С помощью съемок в собственной спальне на любительскую цифровую камеру можно достигать и действительно большого драматического успеха — в 2005 году в программе «Особый взгляд» Каннского кинофестиваля это доказал Ален Кавалье с фильмом «Кинематографист», сделанным из десятилетнего архива его домашних съемок на miniDV-камеру. Костяк повествования фильма составляют селфи автора, наблюдающего в зеркале собственный прогрессирующий рак кожи, а затем и процесс лечения. Эти драматические кадры перебиваются более лиричными свидетельствами вроде бьющихся в окно голубей и заглядывающих в камеру кошек.
Цифровые технологии удешевили процесс создания артхаусных картин: «Лица» Кассаветиса, несмотря на весь независимый дух, все-таки стоили больше миллиона долларов с учетом инфляции — как минимум из-за дороговизны пленки; бюджеты фильмов «Догмы-95», снятых с профессиональными актерами и большими съемочными группами, тоже оцениваются в миллионы; и только уже «Кинематографист» Кавалье, сделанный на дому, попал в Канны, вообще не обладая никаким бюджетом. Рано или поздно в домашних съемках кино должны были увидеть коммерческие перспективы и большие продюсеры — так произошло с found-footage-хоррором «Паранормальное явление», который нынешний суперпродюсер Джейсон Блум и режиссер-дебютант Орен Пели сняли за $15 000 на дому у постановщика. После фестивальной премьеры права на фильм приобрела студия Paramount, которая поначалу намеревалась снять высокобюджетный ремейк картины, однако после успешных тестовых показов одумалась и выпустила в прокат первоначальную «домашнюю» версию. И не прогадала: по соотношению инвестиции/сборы картина стала самой прибыльной в истории кино — надо думать, что именно непримечательность рядового пригородного дома, в котором разворачиваются ужасы на экране, во многом повлияла на впечатление, что картина произвела на зрителей.

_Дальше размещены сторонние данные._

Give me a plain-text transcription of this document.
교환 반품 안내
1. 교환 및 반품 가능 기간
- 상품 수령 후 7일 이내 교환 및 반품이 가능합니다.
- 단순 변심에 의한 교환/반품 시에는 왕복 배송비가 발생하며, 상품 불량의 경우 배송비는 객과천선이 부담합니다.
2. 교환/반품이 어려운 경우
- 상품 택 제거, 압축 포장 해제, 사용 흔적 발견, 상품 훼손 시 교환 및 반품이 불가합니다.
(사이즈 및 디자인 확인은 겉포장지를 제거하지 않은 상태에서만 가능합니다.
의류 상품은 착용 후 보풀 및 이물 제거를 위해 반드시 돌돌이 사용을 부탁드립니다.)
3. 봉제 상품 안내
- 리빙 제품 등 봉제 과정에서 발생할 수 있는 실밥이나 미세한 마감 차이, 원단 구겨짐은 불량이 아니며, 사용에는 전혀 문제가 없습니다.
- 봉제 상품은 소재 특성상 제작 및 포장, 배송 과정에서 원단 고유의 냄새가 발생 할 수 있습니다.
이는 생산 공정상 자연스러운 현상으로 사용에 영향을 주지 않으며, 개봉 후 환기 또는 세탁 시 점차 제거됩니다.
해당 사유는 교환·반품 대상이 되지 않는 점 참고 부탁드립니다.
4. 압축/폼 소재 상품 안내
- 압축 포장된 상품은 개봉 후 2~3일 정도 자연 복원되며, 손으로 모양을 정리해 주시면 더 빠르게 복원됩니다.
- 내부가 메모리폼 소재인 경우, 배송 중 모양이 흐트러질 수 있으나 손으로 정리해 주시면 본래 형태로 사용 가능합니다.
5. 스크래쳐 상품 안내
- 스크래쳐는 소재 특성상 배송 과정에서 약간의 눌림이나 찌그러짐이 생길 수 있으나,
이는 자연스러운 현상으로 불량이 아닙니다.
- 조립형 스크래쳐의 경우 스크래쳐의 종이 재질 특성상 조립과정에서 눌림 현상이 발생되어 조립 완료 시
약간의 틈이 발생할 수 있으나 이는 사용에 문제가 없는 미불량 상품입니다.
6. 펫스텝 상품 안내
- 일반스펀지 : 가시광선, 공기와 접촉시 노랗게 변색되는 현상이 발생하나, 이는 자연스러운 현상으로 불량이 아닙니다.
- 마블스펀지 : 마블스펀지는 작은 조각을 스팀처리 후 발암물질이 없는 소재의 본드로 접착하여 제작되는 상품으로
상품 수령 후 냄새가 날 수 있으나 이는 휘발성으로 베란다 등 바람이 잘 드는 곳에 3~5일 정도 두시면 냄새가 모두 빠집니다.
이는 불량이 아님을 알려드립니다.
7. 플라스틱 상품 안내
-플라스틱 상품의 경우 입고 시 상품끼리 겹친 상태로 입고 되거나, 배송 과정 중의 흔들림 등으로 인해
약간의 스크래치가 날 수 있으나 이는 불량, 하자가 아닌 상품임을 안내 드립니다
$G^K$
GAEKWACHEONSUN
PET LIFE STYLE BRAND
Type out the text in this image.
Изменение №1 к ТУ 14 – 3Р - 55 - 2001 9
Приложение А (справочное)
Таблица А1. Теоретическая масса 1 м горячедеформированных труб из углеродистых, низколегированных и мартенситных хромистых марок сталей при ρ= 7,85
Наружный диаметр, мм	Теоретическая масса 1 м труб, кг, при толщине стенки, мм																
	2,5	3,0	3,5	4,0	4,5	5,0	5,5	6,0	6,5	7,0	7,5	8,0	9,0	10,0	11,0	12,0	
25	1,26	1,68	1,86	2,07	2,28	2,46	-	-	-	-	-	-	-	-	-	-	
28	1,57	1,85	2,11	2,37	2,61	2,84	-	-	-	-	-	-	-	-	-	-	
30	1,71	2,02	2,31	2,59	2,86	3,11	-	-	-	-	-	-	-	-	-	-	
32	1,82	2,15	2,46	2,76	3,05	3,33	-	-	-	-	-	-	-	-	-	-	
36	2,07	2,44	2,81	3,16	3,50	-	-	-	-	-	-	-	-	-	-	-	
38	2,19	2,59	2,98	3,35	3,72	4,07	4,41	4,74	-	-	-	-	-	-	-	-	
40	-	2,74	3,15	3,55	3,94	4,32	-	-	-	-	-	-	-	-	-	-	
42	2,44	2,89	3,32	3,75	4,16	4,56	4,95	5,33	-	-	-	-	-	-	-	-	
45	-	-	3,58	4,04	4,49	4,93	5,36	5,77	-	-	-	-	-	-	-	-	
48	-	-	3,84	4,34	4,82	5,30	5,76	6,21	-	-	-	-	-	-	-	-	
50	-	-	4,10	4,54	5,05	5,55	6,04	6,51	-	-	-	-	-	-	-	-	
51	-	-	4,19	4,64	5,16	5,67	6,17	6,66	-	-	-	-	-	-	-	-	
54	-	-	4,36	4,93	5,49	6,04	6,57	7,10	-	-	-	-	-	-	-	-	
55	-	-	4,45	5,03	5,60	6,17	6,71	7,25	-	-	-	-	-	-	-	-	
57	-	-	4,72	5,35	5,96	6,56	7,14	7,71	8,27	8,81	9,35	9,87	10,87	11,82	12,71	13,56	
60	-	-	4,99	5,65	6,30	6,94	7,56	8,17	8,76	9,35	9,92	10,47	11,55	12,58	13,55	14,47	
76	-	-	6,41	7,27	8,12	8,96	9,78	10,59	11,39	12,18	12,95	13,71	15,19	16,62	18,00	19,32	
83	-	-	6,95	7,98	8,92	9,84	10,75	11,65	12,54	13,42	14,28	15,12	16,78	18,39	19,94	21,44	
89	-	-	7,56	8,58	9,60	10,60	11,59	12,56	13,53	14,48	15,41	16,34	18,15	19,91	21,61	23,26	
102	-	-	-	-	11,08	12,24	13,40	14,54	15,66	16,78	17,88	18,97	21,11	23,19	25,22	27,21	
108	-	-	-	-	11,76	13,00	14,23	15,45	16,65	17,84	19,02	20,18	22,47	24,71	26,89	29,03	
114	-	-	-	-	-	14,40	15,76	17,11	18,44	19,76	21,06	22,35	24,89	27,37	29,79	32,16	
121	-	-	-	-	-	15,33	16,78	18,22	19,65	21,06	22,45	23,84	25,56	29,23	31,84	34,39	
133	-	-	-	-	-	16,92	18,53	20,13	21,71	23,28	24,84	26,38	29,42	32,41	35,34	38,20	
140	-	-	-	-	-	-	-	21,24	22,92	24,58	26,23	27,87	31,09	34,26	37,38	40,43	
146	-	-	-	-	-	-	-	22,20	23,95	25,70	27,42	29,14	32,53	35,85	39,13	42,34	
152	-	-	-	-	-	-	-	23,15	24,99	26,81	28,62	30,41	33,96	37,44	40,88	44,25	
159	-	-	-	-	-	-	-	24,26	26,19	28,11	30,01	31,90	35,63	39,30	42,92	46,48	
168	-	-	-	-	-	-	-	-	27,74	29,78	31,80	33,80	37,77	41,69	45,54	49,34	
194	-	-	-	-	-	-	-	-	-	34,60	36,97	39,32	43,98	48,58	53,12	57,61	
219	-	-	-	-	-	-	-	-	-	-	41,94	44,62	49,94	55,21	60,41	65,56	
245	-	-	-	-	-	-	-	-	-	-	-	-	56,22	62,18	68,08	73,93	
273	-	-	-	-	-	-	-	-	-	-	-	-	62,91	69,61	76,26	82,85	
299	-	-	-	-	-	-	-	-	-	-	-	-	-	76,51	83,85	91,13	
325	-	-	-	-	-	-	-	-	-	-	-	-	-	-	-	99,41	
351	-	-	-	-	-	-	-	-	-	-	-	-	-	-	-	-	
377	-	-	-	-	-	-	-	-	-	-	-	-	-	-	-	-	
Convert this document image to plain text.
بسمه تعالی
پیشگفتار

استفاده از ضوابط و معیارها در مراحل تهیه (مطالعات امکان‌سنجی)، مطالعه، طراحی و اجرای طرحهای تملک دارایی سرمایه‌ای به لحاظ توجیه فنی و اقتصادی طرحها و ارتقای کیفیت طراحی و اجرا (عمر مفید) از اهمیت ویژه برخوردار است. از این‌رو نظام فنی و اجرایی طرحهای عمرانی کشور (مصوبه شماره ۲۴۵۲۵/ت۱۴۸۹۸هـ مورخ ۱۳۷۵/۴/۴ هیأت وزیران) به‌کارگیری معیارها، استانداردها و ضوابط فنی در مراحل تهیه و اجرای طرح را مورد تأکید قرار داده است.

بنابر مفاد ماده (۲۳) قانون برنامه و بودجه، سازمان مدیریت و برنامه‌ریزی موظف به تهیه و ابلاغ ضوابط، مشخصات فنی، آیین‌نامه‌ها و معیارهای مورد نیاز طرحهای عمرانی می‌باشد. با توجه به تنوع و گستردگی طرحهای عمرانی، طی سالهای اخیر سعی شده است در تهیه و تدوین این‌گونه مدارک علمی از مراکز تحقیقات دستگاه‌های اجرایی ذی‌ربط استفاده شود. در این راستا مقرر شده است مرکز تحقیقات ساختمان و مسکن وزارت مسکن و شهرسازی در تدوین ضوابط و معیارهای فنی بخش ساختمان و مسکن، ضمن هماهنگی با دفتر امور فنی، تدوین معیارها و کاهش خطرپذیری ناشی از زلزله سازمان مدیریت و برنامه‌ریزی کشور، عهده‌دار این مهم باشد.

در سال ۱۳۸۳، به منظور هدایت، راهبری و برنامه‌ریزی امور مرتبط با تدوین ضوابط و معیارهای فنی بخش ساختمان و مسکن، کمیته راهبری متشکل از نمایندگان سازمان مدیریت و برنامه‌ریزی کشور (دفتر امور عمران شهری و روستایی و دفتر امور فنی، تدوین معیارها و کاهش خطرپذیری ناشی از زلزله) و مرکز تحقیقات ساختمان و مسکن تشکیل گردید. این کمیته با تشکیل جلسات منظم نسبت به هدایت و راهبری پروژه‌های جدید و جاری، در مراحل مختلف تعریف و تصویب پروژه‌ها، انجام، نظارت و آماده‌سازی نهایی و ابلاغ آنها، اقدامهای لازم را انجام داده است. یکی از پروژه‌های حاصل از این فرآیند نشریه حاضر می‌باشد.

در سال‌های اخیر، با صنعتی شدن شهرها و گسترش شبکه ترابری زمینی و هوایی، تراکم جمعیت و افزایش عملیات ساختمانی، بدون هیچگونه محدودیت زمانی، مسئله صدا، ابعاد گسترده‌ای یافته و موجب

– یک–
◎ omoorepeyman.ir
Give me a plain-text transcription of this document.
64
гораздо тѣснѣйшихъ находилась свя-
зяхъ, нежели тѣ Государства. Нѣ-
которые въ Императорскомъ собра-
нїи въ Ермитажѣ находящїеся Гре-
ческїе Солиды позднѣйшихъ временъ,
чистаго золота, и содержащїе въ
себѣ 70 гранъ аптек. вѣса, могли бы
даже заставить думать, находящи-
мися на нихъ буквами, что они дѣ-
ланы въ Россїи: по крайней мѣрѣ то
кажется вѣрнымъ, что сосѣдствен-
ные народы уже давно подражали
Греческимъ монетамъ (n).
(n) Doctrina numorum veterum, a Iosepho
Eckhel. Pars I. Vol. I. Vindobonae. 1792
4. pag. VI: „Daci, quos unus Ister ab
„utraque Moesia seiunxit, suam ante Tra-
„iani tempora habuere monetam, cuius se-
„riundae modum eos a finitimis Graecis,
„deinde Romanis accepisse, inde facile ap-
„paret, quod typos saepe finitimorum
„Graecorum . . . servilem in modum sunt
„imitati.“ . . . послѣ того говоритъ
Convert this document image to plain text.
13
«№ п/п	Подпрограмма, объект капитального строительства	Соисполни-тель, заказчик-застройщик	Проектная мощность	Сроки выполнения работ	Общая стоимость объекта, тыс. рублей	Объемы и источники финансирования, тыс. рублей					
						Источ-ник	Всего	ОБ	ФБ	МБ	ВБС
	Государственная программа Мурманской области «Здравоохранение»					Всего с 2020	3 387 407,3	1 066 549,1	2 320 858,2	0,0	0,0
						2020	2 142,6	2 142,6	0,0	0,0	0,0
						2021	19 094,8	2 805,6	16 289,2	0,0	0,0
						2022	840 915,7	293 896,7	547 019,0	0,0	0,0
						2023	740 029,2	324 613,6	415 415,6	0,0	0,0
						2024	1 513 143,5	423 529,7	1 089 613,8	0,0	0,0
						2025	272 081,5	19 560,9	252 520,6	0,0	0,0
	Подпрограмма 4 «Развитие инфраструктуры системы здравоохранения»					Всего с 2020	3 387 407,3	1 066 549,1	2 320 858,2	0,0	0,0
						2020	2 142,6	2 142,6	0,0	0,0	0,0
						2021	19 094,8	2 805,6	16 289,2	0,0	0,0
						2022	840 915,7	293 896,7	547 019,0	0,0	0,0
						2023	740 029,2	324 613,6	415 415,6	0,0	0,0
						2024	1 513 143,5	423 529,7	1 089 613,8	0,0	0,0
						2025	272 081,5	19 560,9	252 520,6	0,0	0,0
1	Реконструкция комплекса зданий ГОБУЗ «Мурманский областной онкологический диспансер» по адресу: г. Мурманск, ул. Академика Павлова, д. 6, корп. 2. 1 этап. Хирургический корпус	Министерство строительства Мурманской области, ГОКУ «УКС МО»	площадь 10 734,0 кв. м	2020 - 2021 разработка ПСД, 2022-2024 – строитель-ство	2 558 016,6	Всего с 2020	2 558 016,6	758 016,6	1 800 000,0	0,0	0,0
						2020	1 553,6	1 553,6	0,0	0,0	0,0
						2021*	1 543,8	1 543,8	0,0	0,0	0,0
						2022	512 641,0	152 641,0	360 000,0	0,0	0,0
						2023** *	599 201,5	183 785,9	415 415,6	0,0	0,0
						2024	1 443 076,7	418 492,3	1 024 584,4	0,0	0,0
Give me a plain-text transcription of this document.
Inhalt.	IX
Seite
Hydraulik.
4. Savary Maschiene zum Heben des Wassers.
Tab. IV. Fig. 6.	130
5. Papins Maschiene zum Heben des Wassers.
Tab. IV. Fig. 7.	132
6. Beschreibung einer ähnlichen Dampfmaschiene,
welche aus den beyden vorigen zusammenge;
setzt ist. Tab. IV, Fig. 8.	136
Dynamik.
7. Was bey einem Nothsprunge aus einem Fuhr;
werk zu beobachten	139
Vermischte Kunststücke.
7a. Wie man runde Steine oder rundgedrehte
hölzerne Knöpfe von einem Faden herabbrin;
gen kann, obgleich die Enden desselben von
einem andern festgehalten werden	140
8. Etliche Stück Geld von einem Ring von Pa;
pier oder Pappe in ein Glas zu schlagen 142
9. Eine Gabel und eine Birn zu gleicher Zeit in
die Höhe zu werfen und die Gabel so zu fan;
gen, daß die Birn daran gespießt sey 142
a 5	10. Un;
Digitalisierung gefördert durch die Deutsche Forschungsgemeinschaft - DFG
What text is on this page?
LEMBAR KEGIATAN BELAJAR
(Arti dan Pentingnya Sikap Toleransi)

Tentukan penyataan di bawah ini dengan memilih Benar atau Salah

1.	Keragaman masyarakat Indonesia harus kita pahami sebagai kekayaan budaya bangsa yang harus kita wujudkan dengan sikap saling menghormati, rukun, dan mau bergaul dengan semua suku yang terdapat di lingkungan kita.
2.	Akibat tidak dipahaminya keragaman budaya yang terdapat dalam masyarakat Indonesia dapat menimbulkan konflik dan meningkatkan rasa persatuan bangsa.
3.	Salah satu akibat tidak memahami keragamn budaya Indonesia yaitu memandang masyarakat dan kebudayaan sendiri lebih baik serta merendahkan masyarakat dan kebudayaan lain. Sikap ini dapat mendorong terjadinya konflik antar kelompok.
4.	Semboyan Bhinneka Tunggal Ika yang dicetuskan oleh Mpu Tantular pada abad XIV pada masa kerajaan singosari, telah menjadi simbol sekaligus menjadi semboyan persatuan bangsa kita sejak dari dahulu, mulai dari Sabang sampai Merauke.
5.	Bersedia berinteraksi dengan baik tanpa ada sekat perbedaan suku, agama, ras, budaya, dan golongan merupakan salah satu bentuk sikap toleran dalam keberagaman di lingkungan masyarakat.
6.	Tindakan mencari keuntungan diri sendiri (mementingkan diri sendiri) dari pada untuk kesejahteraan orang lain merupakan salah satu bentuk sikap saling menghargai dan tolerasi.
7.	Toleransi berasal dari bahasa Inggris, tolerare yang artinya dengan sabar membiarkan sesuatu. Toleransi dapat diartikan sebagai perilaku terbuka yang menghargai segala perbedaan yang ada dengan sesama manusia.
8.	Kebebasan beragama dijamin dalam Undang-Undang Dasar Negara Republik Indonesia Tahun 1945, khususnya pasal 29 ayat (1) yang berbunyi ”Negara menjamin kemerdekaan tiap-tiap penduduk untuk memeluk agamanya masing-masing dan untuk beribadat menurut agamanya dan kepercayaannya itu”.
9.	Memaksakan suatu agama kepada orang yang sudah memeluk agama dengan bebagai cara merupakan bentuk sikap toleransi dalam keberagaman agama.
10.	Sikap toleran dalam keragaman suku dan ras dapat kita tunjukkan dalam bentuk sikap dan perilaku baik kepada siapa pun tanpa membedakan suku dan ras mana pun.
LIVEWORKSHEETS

Зеркальная ситуация. Подготовка к съемкам британского хоррора «Нечистое дело» (2011). Режиссер Шон Хоган подобрал для своего камерного сценария про двух киллеров, сталкивающихся с чертовщиной в доме жертвы, здание на хуторе посреди валлийской глубинки, но эта локация за три дня до старта оказалась недоступна (в интервью режиссер говорит, что арендодательница обвинила кинематографистов в поклонении дьяволу и планах снять порно). В качестве замены продюсер картины Дженнифер Хандорф смогла предложить только обычный пригородный дом своих свекров — и снова перенос дьявольщины в более повседневную локацию (например, следы сатанинского ритуала герои обнаруживают за роллетами обычного гаража) по признанию самого режиссера пошел только на пользу этой жуткой картине, в итоге незаслуженно оказавшейся в тени другого британского хоррора 2011 года со схожей завязкой — «Списка смертников» Бена Уитли.
Свобода производства жанрового кино в границах собственного дома может привести не только к возросшему уровню реалистичности ужасов, но и к вещам постраннее. Наследник семьи нефтяных миллиардеров Эндрю Гетти потратил полтора десятка лет на экранизацию личных ночных кошмаров «Зло внутри», снимая в основном в пределах собственного особняка. Рассказывая историю о демоне, подталкивающем умственно отсталого молодого человека к убийствам, Гетти пользовался абсолютной творческой свободой и большими ресурсами. И хотя это несомненно кино категории «Б», отдельные достижения режиссера действительно впечатляют. Ради воплощения на экране очень оригинальных и жутких визуальных образов были созданы сложные спецэффекты с использованием аниматроники и построены дорогие декорации. Съемки начались еще в 2002 году, но, к сожалению, до премьеры в 2017-м Гетти дожить не удалось — он скончался за пару лет до этого от нескольких хронических болезней и длительного употребления метамфетамина, до самой смерти продолжая дорабатывать монтаж и визуальные эффекты картины, вдохновляясь собственными сновидениями.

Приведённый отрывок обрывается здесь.